The Cancun negotiations are seeking to extend and widen the UN’s Kyoto Protocol, which obliges industrialised nations except the United States to cut greenhouse gas emissions by an average of 5.2 percent below 1990 levels by 2008-12.

Developing nations say the rich have to agree an extension of Kyoto, with deeper cuts. Kyoto backers say others, including Washington, must then take on binding commitments.

But U.S. President Barack Obama will be unable to legislate planned cuts in emissions announced in late 2009, after the Republicans won control of the House of Representatives in mid-term elections earlier this month.

Still, Figueres said Washington should reiterate what she calls Obama’s “pledge” in Copenhagen to cut emissions by 17 percent from 2005 levels by 2020, or 3-4 percent from 1990.

China, India, Brazil and other emerging nations say they need to burn more fossil fuel energy to end poverty. Beijing says it is investing heavily in green energy, but is resisting U.S. calls for international oversight of its climate pledges.


Analysts say the talks in Cancun will be a test of the UN’s ability to stay relevant when all decisions require unanimity — from Pacific island states worried by rising seas to OPEC producers who fear a loss of oil and gas revenues.

“The stakes are quite high for the UN in Cancun,” said Jennifer Morgan, director of the climate and energy programme at the World Resources Institute in Washington.

The planned package including a green fund, measures to protect tropical forests that soak up carbon dioxide and help the poor adapt to climate change would help rebuild trust.

Failure could undermine the role of the United Nations on climate change, with talks drifting for years like the Doha round of trade talks. Or the United Nations could be reduced to handling aid, rather than an overhaul of the world economy.

“The UN process needs to show it is off the life support mechanisms it has been on this year,” Tomlinson said.

Rich and poor countries are also locked in disputes about $30 billion of “fast start” aid promised in Copenhagen to help poor nations shift to greener energies and adapt to impacts of global warming from 2010-12.
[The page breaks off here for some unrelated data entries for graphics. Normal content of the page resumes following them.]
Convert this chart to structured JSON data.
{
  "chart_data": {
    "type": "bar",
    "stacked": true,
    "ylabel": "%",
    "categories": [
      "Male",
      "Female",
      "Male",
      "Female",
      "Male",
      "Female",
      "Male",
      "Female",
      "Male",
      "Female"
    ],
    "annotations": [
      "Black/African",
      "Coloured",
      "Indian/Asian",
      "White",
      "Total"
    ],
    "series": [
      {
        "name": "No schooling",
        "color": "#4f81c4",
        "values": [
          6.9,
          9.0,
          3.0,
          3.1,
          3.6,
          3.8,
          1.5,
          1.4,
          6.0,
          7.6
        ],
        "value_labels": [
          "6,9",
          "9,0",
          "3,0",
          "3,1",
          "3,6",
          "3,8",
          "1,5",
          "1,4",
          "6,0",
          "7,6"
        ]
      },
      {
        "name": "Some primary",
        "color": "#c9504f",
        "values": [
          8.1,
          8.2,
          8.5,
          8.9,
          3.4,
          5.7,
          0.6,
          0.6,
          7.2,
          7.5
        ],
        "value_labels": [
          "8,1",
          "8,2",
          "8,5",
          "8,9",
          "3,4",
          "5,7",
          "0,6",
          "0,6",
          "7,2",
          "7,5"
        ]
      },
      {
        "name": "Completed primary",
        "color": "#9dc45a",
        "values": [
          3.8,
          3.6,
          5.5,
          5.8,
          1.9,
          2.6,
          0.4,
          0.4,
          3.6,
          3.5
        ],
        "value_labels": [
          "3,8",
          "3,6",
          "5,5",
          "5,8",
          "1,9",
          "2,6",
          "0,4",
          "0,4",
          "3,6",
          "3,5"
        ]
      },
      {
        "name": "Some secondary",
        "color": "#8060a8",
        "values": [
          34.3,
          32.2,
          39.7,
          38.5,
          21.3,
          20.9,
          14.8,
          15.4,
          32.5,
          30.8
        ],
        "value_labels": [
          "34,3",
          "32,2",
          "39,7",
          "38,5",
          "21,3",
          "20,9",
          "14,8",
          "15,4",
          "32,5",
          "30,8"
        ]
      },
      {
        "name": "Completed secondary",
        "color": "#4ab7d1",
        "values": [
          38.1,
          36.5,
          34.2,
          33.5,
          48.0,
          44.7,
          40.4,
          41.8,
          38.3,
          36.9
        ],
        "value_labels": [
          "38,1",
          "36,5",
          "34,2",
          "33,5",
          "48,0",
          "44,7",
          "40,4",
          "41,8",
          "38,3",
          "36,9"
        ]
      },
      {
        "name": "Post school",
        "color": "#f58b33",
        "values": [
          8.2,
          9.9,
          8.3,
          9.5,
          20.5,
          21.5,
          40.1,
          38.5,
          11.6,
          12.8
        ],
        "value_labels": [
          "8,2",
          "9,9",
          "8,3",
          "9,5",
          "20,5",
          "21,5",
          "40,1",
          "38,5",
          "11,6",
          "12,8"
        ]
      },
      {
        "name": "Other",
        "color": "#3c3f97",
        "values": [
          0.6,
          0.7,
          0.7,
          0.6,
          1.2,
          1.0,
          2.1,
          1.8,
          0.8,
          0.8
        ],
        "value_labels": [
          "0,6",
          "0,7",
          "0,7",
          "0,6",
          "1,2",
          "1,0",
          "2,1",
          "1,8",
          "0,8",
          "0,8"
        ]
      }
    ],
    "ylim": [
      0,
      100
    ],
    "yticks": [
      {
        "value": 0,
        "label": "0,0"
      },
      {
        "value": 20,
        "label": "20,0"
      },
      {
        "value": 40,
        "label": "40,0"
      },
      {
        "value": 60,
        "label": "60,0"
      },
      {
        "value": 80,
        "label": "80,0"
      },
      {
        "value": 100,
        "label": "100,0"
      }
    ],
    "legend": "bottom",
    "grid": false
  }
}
Some aid is starting to flow, but poor nations say it is insufficient and much of it rebranded from previous promises rather than “new and additional” as promised in Copenhagen.

“There are serious question marks on the additionality factor,” said Farrukh Iqbal Khan, a Pakistani official who chairs the Adaptation Fund board, a UN source of funds to help countries cope with the impacts of climate change.

Developed nations also promised in Copenhagen that aid, to help the poor shift from fossil fuels and adapt to a warmer world, would rise to $100 billion a year from 2020. The money would be overseen by the green fund.

Figueres calls climate aid the “golden key” to progress in Cancun. Fast start aid promises, led by Japan with $15 billion for 2010-12, add up to $30 billion. The European Union said it had fulfilled a promise to give 2.2 billion euros ($3.07 billion) in 2010.